While aforementioned climate scientist, Nordhaus, is right in arguing that the main issue for USA’s 2020 elections must be climate change and the same should be taken on universally. There are many other ways to be politically active when it comes to fight against climate change.
Such as the Degrowth Movement, who strive to reduce production in the global North and aiming for communities to become more self-sufficient in order reduce growth, thereby creating localised communities. To save the globe we all must work locally. The movement claims that even the name ‘degrowth’ is inherently radical as it does not roll off the tongue, disrupting speech and to disrupt with critique of economic growth is therefore radical.
A second UK specific and very recent example is the creation of a group called the Extinction Rebellion.
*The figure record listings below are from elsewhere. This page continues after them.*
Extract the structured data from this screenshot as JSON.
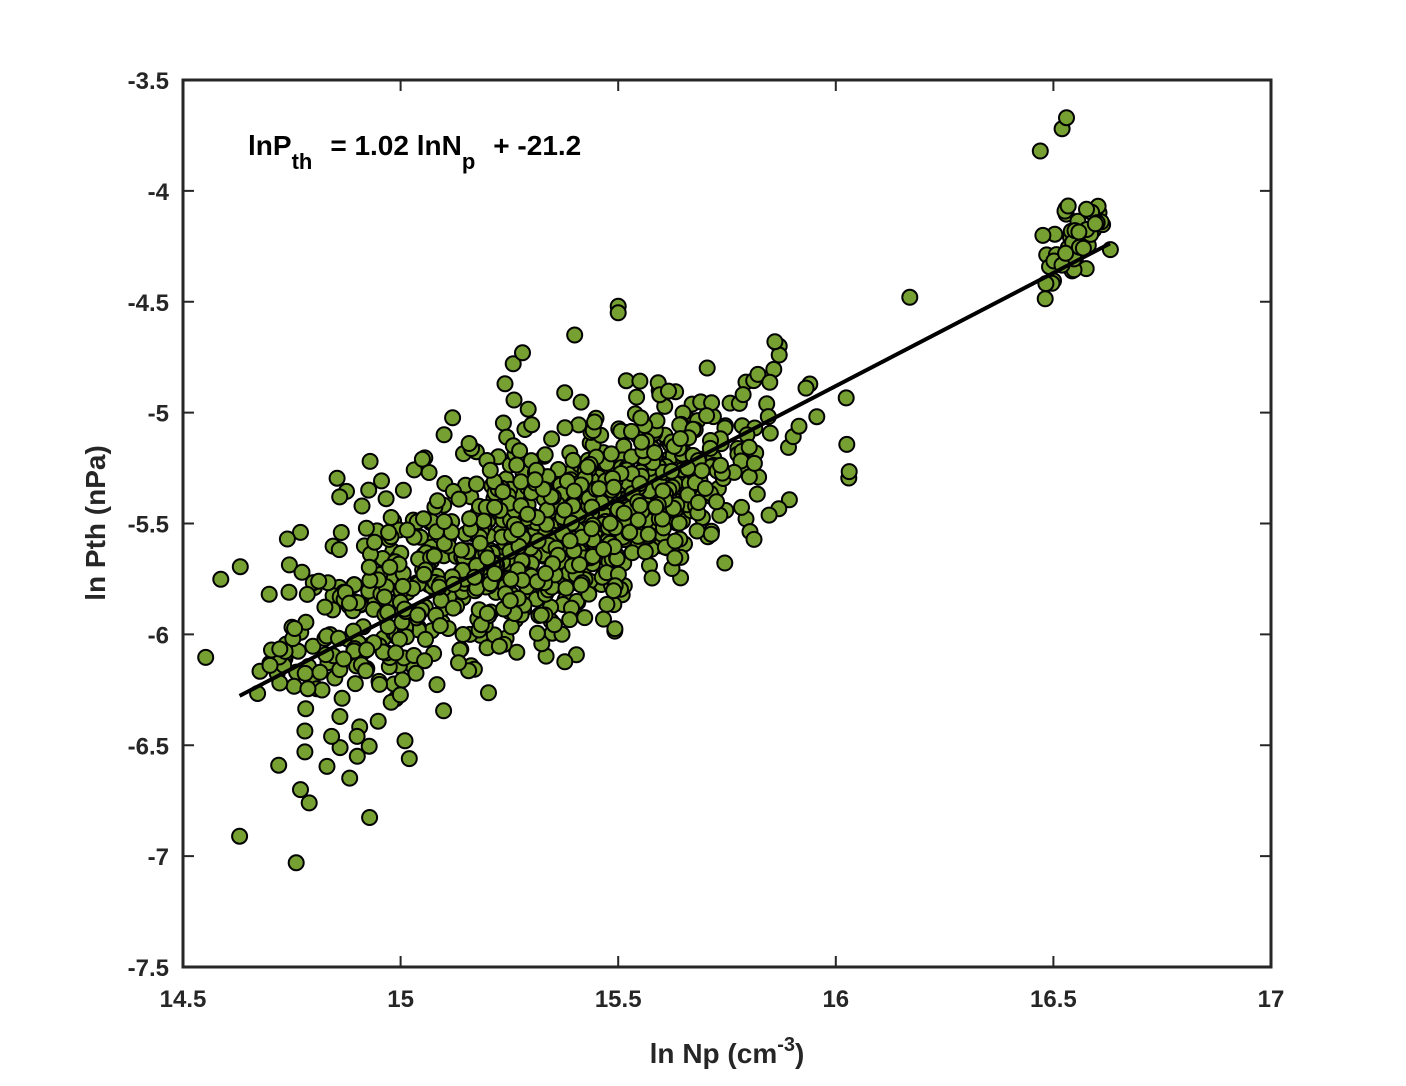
{
  "chart_data": {
    "type": "scatter",
    "xlabel": {
      "text": "ln Np (cm",
      "sup": "-3",
      "suffix": ")"
    },
    "ylabel": "ln Pth (nPa)",
    "xlim": [
      14.5,
      17
    ],
    "ylim": [
      -7.5,
      -3.5
    ],
    "xticks": [
      "14.5",
      "15",
      "15.5",
      "16",
      "16.5",
      "17"
    ],
    "yticks": [
      "-3.5",
      "-4",
      "-4.5",
      "-5",
      "-5.5",
      "-6",
      "-6.5",
      "-7",
      "-7.5"
    ],
    "grid": false,
    "colors": {
      "marker_fill": "#77A032",
      "marker_edge": "#000000",
      "fit_line": "#000000",
      "axes": "#262626"
    },
    "annotation": {
      "lhs": "lnP",
      "lhs_sub": "th",
      "mid": "=  1.02  lnN",
      "mid_sub": "p",
      "rhs": "+ -21.2"
    },
    "fit": {
      "slope": 1.02,
      "intercept": -21.2,
      "x_range": [
        14.63,
        16.63
      ]
    },
    "outliers": [
      [
        14.63,
        -6.91
      ],
      [
        14.76,
        -7.03
      ],
      [
        14.79,
        -6.76
      ],
      [
        14.77,
        -6.7
      ],
      [
        14.72,
        -6.59
      ],
      [
        14.78,
        -6.53
      ],
      [
        15.01,
        -6.48
      ],
      [
        15.02,
        -6.56
      ],
      [
        14.9,
        -6.46
      ],
      [
        16.17,
        -4.48
      ],
      [
        16.47,
        -3.82
      ],
      [
        16.52,
        -3.72
      ],
      [
        16.53,
        -3.67
      ],
      [
        15.87,
        -4.7
      ],
      [
        15.87,
        -4.74
      ],
      [
        15.86,
        -4.68
      ],
      [
        15.28,
        -4.73
      ],
      [
        15.4,
        -4.65
      ],
      [
        15.5,
        -4.52
      ],
      [
        15.5,
        -4.55
      ],
      [
        15.24,
        -4.87
      ],
      [
        14.93,
        -5.22
      ],
      [
        14.86,
        -5.38
      ],
      [
        14.7,
        -6.14
      ],
      [
        14.77,
        -5.54
      ],
      [
        14.74,
        -5.57
      ],
      [
        15.05,
        -5.21
      ],
      [
        15.1,
        -5.1
      ]
    ],
    "clusters": [
      {
        "cx": 15.5,
        "cy": -5.45,
        "sx": 0.17,
        "sy": 0.2,
        "n": 600
      },
      {
        "cx": 15.25,
        "cy": -5.55,
        "sx": 0.18,
        "sy": 0.25,
        "n": 280
      },
      {
        "cx": 14.95,
        "cy": -5.9,
        "sx": 0.14,
        "sy": 0.28,
        "n": 220
      },
      {
        "cx": 16.55,
        "cy": -4.25,
        "sx": 0.045,
        "sy": 0.09,
        "n": 55
      }
    ],
    "seed": 7
  }
}
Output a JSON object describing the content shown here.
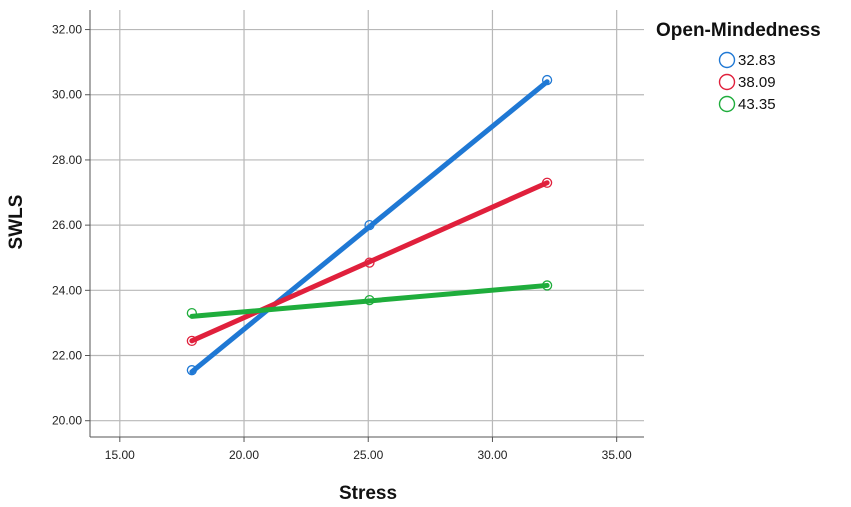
{
  "chart_data": {
    "type": "scatter",
    "xlabel": "Stress",
    "ylabel": "SWLS",
    "xlim": [
      13.8,
      36.1
    ],
    "ylim": [
      19.5,
      32.6
    ],
    "xticks": [
      "15.00",
      "20.00",
      "25.00",
      "30.00",
      "35.00"
    ],
    "yticks": [
      "20.00",
      "22.00",
      "24.00",
      "26.00",
      "28.00",
      "30.00",
      "32.00"
    ],
    "xtick_values": [
      15,
      20,
      25,
      30,
      35
    ],
    "ytick_values": [
      20,
      22,
      24,
      26,
      28,
      30,
      32
    ],
    "grid": true,
    "legend_title": "Open-Mindedness",
    "legend_position": "right",
    "series": [
      {
        "name": "32.83",
        "color": "#1f78d4",
        "points": [
          [
            17.9,
            21.55
          ],
          [
            25.05,
            26.0
          ],
          [
            32.2,
            30.45
          ]
        ],
        "fit": [
          [
            17.9,
            21.5
          ],
          [
            32.2,
            30.4
          ]
        ]
      },
      {
        "name": "38.09",
        "color": "#e0203c",
        "points": [
          [
            17.9,
            22.45
          ],
          [
            25.05,
            24.85
          ],
          [
            32.2,
            27.3
          ]
        ],
        "fit": [
          [
            17.9,
            22.45
          ],
          [
            32.2,
            27.3
          ]
        ]
      },
      {
        "name": "43.35",
        "color": "#1fad3c",
        "points": [
          [
            17.9,
            23.3
          ],
          [
            25.05,
            23.7
          ],
          [
            32.2,
            24.15
          ]
        ],
        "fit": [
          [
            17.9,
            23.2
          ],
          [
            32.2,
            24.15
          ]
        ]
      }
    ]
  }
}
Who stated that from 31st October they will commit repeated acts of disruptive, non-violent civil disobedience, which so far has involved blockading Parliament square, five bridges on the 17th November and other protests across the country, in order to provoke the government into action. Extinction Rebellion believe that what is needed is immediate mobilisation of a complete global effort to prevent the extinction of humanity. Promising that starting in the UK, where the industrial revolution began, they aim to become an international protest movement. Whilst there has been much speculation about their tactics or the grandiose and vague nature of their aims, their commitment to consistent organised action has kept the urgent issue of Climate Change in the UK media for the last few weeks.
It is so easy to see only the darkness that is reported to us every day. But dark as activist and writer Rebecca Solnit comments, we so easily mistake for terrible rather than inscrutable. The darkness of the future, for Solnit in Hope in the Dark, holds within the potential for hope, and reminds us that with danger comes possibility:
“The planet will heat up, species will die out, but how many, how hot and what survives depends on whether we act. The future is dark, with a darkness as much of the womb as the grave.”